There has been mixed reaction from the sector to the latest interest rate rise announced today by the Bank of England.
MT Finance head of buy-to-let lending Marylen Edwards believes that while a reduction in the base rate would have been welcome news, another increase was necessary at this moment in time to combat stubbornly high inflation and this may help bring back some much-needed stability.
‘Hopefully this will be the last rise before we start to see a plateau,” Edwards says.’
PRIMIS, proposition director Vikki Jefferies says lenders are already pricing in further base rate rises, predicting a peak of up to 5% in 2023.
“While the decision will undoubtedly push mortgage rates upwards in the short-term, the measures taken by the Bank of England are predicted to start bringing inflation back down in the second half, which will help to drive market activity in the latter stages of the year”.
She adds: “Headlines about rising interest rates will add to the financial pressure that many consumers already feel as a result of the cost-of-living crisis, especially given the rock bottom rates they have experienced in recent years. It is therefore the responsibility of lenders and brokers to bring perspective to the situation and to work together to proactively secure the best outcomes for their customers”.
Antony Roberts estate agent director Alex Lyle is disappointed that the Bank of England felt it needed to raise interest rates again this month, as a hold would have boosted the momentum seen in the housing market, particularly since Easter.
“Prices have been holding up on large family homes in particular and we have found the volume of sales in the first quarter up considerably compared with the same period last year. Yet another interest rate rise, with the potential for more to come, creates uncertainty, which is not good for the market.
He adds: “Although some areas have proven remarkably resilient to increasing interest rates, inevitably this is less the case the higher they go.’
Glenhawk chief executive Guy Harrington questions the thinking behind the rate increase.

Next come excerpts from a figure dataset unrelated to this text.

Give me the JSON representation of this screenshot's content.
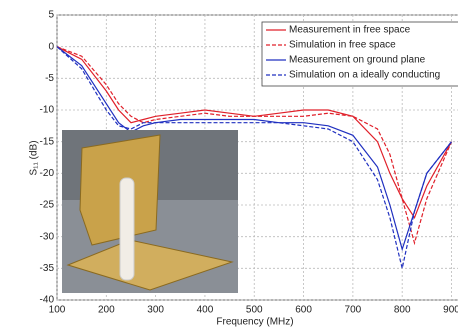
{
  "chart_data": {
    "type": "line",
    "x_label": "Frequency (MHz)",
    "y_label": "S₁₁ (dB)",
    "x": [
      100,
      150,
      200,
      225,
      250,
      275,
      300,
      350,
      400,
      450,
      500,
      550,
      600,
      650,
      700,
      750,
      775,
      800,
      825,
      850,
      900
    ],
    "series": [
      {
        "name": "Measurement in free space",
        "color": "#e0202a",
        "dash": false,
        "values": [
          0,
          -2,
          -7,
          -10,
          -12,
          -11.5,
          -11,
          -10.5,
          -10,
          -10.5,
          -11,
          -10.5,
          -10,
          -10,
          -11,
          -15,
          -20,
          -24,
          -27,
          -22,
          -15
        ]
      },
      {
        "name": "Simulation in free space",
        "color": "#e0202a",
        "dash": true,
        "values": [
          0,
          -1.5,
          -6,
          -9,
          -11,
          -12,
          -11.5,
          -11,
          -10.5,
          -11,
          -11,
          -11,
          -11,
          -10.5,
          -11,
          -13,
          -17,
          -24,
          -31,
          -24,
          -15
        ]
      },
      {
        "name": "Measurement on ground plane",
        "color": "#2030c0",
        "dash": false,
        "values": [
          0,
          -3,
          -9,
          -12,
          -13.5,
          -12.5,
          -12,
          -11.5,
          -11.5,
          -11.5,
          -11.5,
          -12,
          -12,
          -12.5,
          -14,
          -19,
          -25,
          -32,
          -26,
          -20,
          -15
        ]
      },
      {
        "name": "Simulation on a ideally conducting",
        "color": "#2030c0",
        "dash": true,
        "values": [
          0,
          -3.5,
          -10,
          -12.5,
          -13,
          -12,
          -12,
          -12,
          -12,
          -12,
          -12,
          -12,
          -12.5,
          -13,
          -15,
          -21,
          -27,
          -35,
          -26,
          -20,
          -15
        ]
      }
    ],
    "xlim": [
      100,
      900
    ],
    "xticks": [
      100,
      200,
      300,
      400,
      500,
      600,
      700,
      800,
      900
    ],
    "ylim": [
      -40,
      5
    ],
    "yticks": [
      5,
      0,
      -5,
      -10,
      -15,
      -20,
      -25,
      -30,
      -35,
      -40
    ],
    "grid": true,
    "legend": "upper right"
  }
}
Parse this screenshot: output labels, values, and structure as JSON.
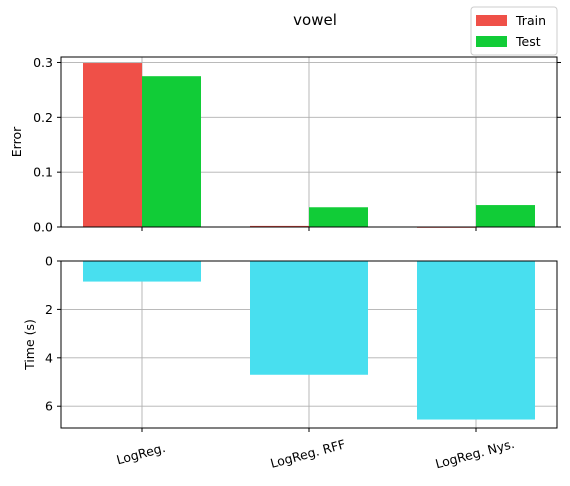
{
  "chart_data": [
    {
      "type": "bar",
      "title": "vowel",
      "ylabel": "Error",
      "xlabel": "",
      "categories": [
        "LogReg.",
        "LogReg. RFF",
        "LogReg. Nys."
      ],
      "series": [
        {
          "name": "Train",
          "color": "#ef5048",
          "values": [
            0.299,
            0.002,
            0.0
          ]
        },
        {
          "name": "Test",
          "color": "#11cc37",
          "values": [
            0.275,
            0.036,
            0.04
          ]
        }
      ],
      "ylim": [
        0,
        0.31
      ],
      "yticks": [
        "0.0",
        "0.1",
        "0.2",
        "0.3"
      ],
      "grid": true,
      "legend": "top-right"
    },
    {
      "type": "bar",
      "ylabel": "Time (s)",
      "xlabel": "",
      "categories": [
        "LogReg.",
        "LogReg. RFF",
        "LogReg. Nys."
      ],
      "series": [
        {
          "color": "#48dfef",
          "values": [
            0.85,
            4.7,
            6.55
          ]
        }
      ],
      "ylim": [
        6.9,
        0
      ],
      "yaxis_inverted": true,
      "yticks": [
        "0",
        "2",
        "4",
        "6"
      ],
      "grid": true
    }
  ]
}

“The BOE may argue it is being forced into a corner, but this has to be the end of the rate hikes. As a tool for bringing down inflation, it’s clear the current approach is failing, so other solutions need to be found”.
He adds: The mortgage market is creaking under the strain, and distress is starting to show. It may already be too late to prevent an unprecedentedly painful winter for UK homeowners.”
SPF Private Clients chief executive Mark Harris says: ‘As interest rates hit 4.5 %, it feels like they are nearing their peak, if not there already, particularly with the Bank expecting inflation to fall sharply from April.
“Fixed rates are influenced by future base-rate movements and therefore not directly linked to what is decided this week. Indeed, several lenders have reduced their high loan-to-value fixed-rate mortgages in the past few days which will benefit first-time buyers, while the pricing of lower LTV deals has risen on the back of higher swap rates”.
Harris points out that with a variable-rate deal, the link between the lender’s variable rate and base-rate moves are less transparent. “The lender may decide to pass on none, some, all or more than the base-rate rise”.
Morgan Ash managing director Andrew Gething takes a similar line: “While those with fixed-rate mortgages are shielded from this outcome, it will once again be those with either tracker or variable-rate mortgages that take the biggest hit”.
He adds: “This may be just a proportion of the market at – around 1.5 million households – but we mustn’t forget all those due to come off low fixed-rate products. That’s especially true for those who are now sat on high SVRs, thanks to chain breaks or a prolonged remortgage process”.
Jackson-Stops chairman Nick Leeming explains that although the rise is only incremental, the decision continues to move the dial in the favour of savers not borrowers.
“Adding further grit in the gears for first-time buyers, this news will also be disappointing for anyone needing to remortgage”.
“For house prices, the picture remains a varied one by region and by price point. House price growth on a national scale may be levelling out somewhat, but in coastal locations with period properties and prime, central, locations the continually strong demand is fuelling demand”.
Leeming points out that changing working patterns with workers spending more than 50% of the working week in the office on average has made the appeal of commuter towns rise once again.
“Buyers will be keen to strike the balance between commutable convenience and greater space, but compromises will have to be made in order to clinch a purchase. Cash buyers are fortunate as they are less susceptible to a changeable mortgage market, often making themselves the preferred candidate in a competitive property race.”
Transaction volumes are likely to be impacted heavily according to Search Acumen director Andy Sommerville. “
“The effect on transaction volumes will be evident in the months that follow. Property lawyers may feel more pressure to compete for business, in which digital excellence as a competitive advantage will ensure greater transaction resilience, speed and efficiency.
He adds: “Until the industry adopts wholesale digital reform however, economic headwinds will continue to test market resilience with greater impact, from protracted transaction lengths to higher fall-throughs.”